I really can't say enough good things about the cabbage recipe that went with this - stewed in cinnamon and cranberry-pomegranate juice. And the prune sauce is simply divine, while also being incredibly easy, and make-ahead. My mom brought a rich broccoli dish baked in a cream sauce with walnuts. It was delicious and although all these elements were rich, they complimented each other superbly. To mop up the plates (so we didn't have to use our tongues), I baked a rustic whole-wheat French loaf (recipe at the bottom of this post).

For dessert, I made tiny (2 oz) coffee caramel creme brulees and had my first experience with a butane torch. There's no way to replicate in your oven that fantastic sugar crust you can get with a torch. These custards were just the right size, with a punch of sweet coffee flavor but super-creamy smooth texture, to still have room for a couple of homemade cookies and marshmallows.

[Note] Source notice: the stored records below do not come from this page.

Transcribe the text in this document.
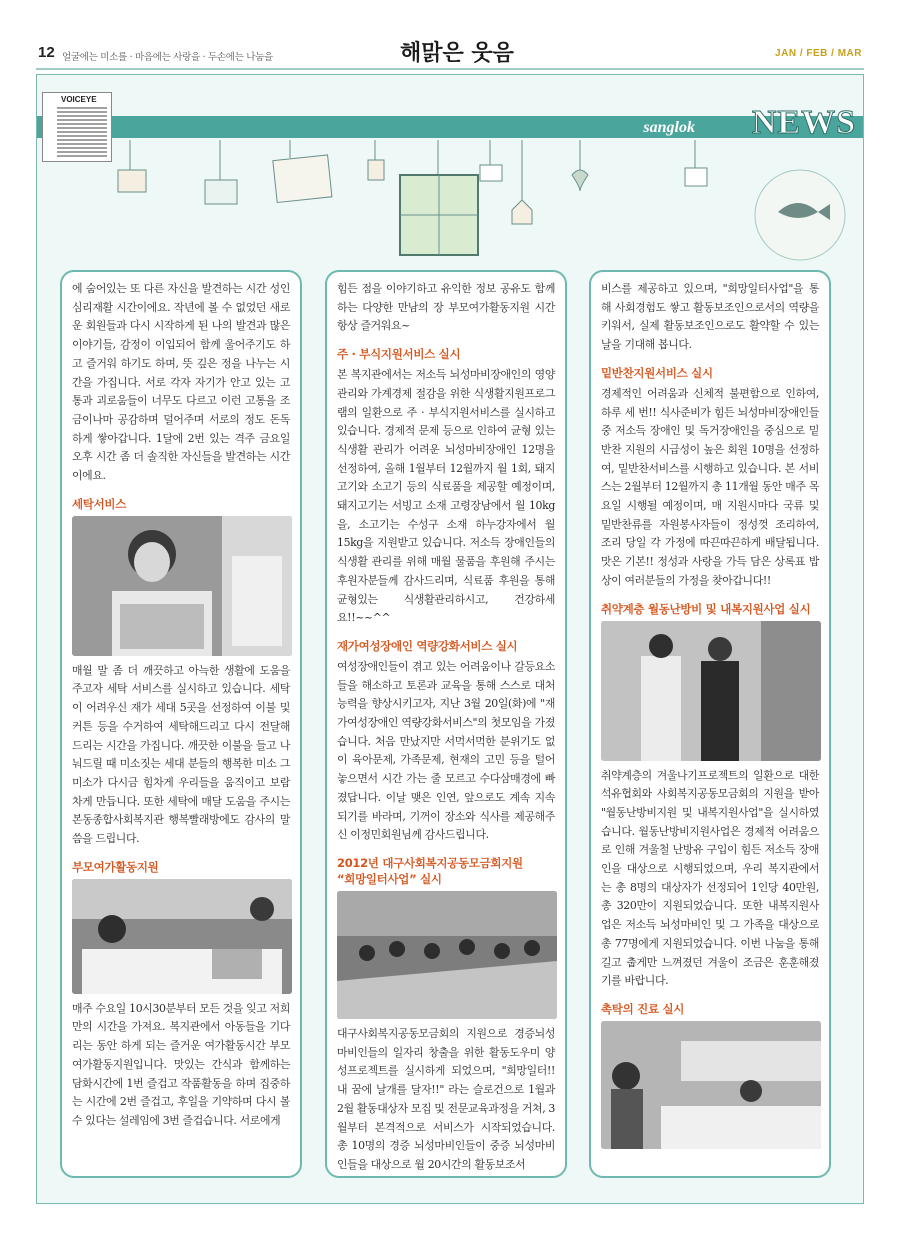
12 얼굴에는 미소를 · 마음에는 사랑을 · 두손에는 나눔을	해맑은 웃음	JAN / FEB / MAR
sanglok NEWS
VOICEYE

에 숨어있는 또 다른 자신을 발견하는 시간 성인심리재활 시간이에요. 작년에 볼 수 없었던 새로운 회원들과 다시 시작하게 된 나의 발견과 많은 이야기들, 감정이 이입되어 함께 울어주기도 하고 즐거워 하기도 하며, 뜻 깊은 정을 나누는 시간을 가집니다. 서로 각자 자기가 안고 있는 고통과 괴로움들이 너무도 다르고 이런 고통을 조금이나마 공감하며 덜어주며 서로의 정도 돈독하게 쌓아갑니다. 1달에 2번 있는 격주 금요일 오후 시간 좀 더 솔직한 자신들을 발견하는 시간이에요.

세탁서비스

매월 말 좀 더 깨끗하고 아늑한 생활에 도움을 주고자 세탁 서비스를 실시하고 있습니다. 세탁이 어려우신 재가 세대 5곳을 선정하여 이불 및 커튼 등을 수거하여 세탁해드리고 다시 전달해 드리는 시간을 가집니다. 깨끗한 이불을 들고 나눠드릴 때 미소짓는 세대 분들의 행복한 미소 그 미소가 다시금 힘차게 우리들을 움직이고 보람차게 만듭니다. 또한 세탁에 매달 도움을 주시는 본동종합사회복지관 행복빨래방에도 감사의 말씀을 드립니다.

부모여가활동지원

매주 수요일 10시30분부터 모든 것을 잊고 저희만의 시간을 가져요. 복지관에서 아동들을 기다리는 동안 하게 되는 즐거운 여가활동시간 부모여가활동지원입니다. 맛있는 간식과 함께하는 담화시간에 1번 즐겁고 작품활동을 하며 집중하는 시간에 2번 즐겁고, 후일을 기약하며 다시 볼 수 있다는 설레임에 3번 즐겁습니다. 서로에게

힘든 점을 이야기하고 유익한 정보 공유도 함께하는 다양한 만남의 장 부모여가활동지원 시간 항상 즐거워요~

주 · 부식지원서비스 실시

본 복지관에서는 저소득 뇌성마비장애인의 영양관리와 가계경제 절감을 위한 식생활지원프로그램의 일환으로 주 · 부식지원서비스를 실시하고 있습니다. 경제적 문제 등으로 인하여 균형 있는 식생활 관리가 어려운 뇌성마비장애인 12명을 선정하여, 올해 1월부터 12월까지 월 1회, 돼지고기와 소고기 등의 식료품을 제공할 예정이며, 돼지고기는 서빙고 소재 고령장남에서 월 10kg을, 소고기는 수성구 소재 하누강자에서 월 15kg을 지원받고 있습니다. 저소득 장애인들의 식생활 관리를 위해 매월 물품을 후원해 주시는 후원자분들께 감사드리며, 식료품 후원을 통해 균형있는 식생활관리하시고, 건강하세요!!~~^^

재가여성장애인 역량강화서비스 실시

여성장애인들이 겪고 있는 어려움이나 갈등요소들을 해소하고 토론과 교육을 통해 스스로 대처능력을 향상시키고자, 지난 3월 20일(화)에 "재가여성장애인 역량강화서비스"의 첫모임을 가졌습니다. 처음 만났지만 서먹서먹한 분위기도 없이 육아문제, 가족문제, 현재의 고민 등을 털어놓으면서 시간 가는 줄 모르고 수다삼매경에 빠졌답니다. 이날 맺은 인연, 앞으로도 계속 지속되기를 바라며, 기꺼이 장소와 식사를 제공해주신 이정민회원님께 감사드립니다.

2012년 대구사회복지공동모금회지원
“희망일터사업” 실시

대구사회복지공동모금회의 지원으로 경증뇌성마비인들의 일자리 창출을 위한 활동도우미 양성프로젝트를 실시하게 되었으며, "희망일터!! 내 꿈에 날개를 달자!!" 라는 슬로건으로 1월과 2월 활동대상자 모집 및 전문교육과정을 거쳐, 3월부터 본격적으로 서비스가 시작되었습니다. 총 10명의 경증 뇌성마비인들이 중증 뇌성마비인들을 대상으로 월 20시간의 활동보조서

비스를 제공하고 있으며, "희망일터사업"을 통해 사회경험도 쌓고 활동보조인으로서의 역량을 키워서, 실제 활동보조인으로도 활약할 수 있는 날을 기대해 봅니다.

밑반찬지원서비스 실시

경제적인 어려움과 신체적 불편함으로 인하여, 하루 세 번!! 식사준비가 힘든 뇌성마비장애인들 중 저소득 장애인 및 독거장애인을 중심으로 밑반찬 지원의 시급성이 높은 회원 10명을 선정하여, 밑반찬서비스를 시행하고 있습니다. 본 서비스는 2월부터 12월까지 총 11개월 동안 매주 목요일 시행될 예정이며, 매 지원시마다 국류 및 밑반찬류를 자원봉사자들이 정성껏 조리하여, 조리 당일 각 가정에 따끈따끈하게 배달됩니다. 맛은 기본!! 정성과 사랑을 가득 담은 상록표 밥상이 여러분들의 가정을 찾아갑니다!!

취약계층 월동난방비 및 내복지원사업 실시

취약계층의 겨울나기프로젝트의 일환으로 대한석유협회와 사회복지공동모금회의 지원을 받아 "월동난방비지원 및 내복지원사업"을 실시하였습니다. 월동난방비지원사업은 경제적 어려움으로 인해 겨울철 난방유 구입이 힘든 저소득 장애인을 대상으로 시행되었으며, 우리 복지관에서는 총 8명의 대상자가 선정되어 1인당 40만원, 총 320만이 지원되었습니다. 또한 내복지원사업은 저소득 뇌성마비인 및 그 가족을 대상으로 총 77명에게 지원되었습니다. 이번 나눔을 통해 길고 춥게만 느껴졌던 겨울이 조금은 훈훈해졌기를 바랍니다.

촉탁의 진료 실시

Date and Tri-Color Swirls cookie recipes here. Marshmallow recipes here.

Rustic French Bread
from the Joy of Cooking

For sponge
1/2 cup water, 80-90 degrees
1/2 teaspoon active dry yeast
3/4 cup all-purpose flour
For bread
2 cups water, 72-75 degrees
3 1/2 cups all-purpose flour
between 1 and 1 1/2 cups whole wheat flour
1 tablespoon salt

Dissolve yeast in water, about 5 minutes. Stir in flour. Stir rapidly about 2 minutes until elastic strands form. Cover tightly with plastic wrap and let rise at room tempearture until triple in volume, about 6 hours (or 14 hours in the fridge, bring to room temperature before continuing).

In the bowl of the stand mixer fitted with dough hook, mix sponge with water and 4 1/2 cups mixed flours. Add salt and continue mixing until the dough cleans the sides of the bowl, adding additional flour if needed. It should feel sticky to the touch but not actually stick to your hands. Knead until it is smooth and elastic. Transfer to an oiled bowl and turn dough to coat. Cover tightly with plastic and let rise until doubled, about 3 hours.

Divide dough in half and shape into a round or a loaf. Place on floured baking sheets. cover and let rise until doubled again, 2-4 hours.

Preheat oven to 450, with a large baking pan in the lower rack. Place baking sheets with dough in center of oven and fill lower pan with boiling water. This helps make a crunchy crust but keeps the center of the loaf soft. Bake 30-40 minutes, until golden and set.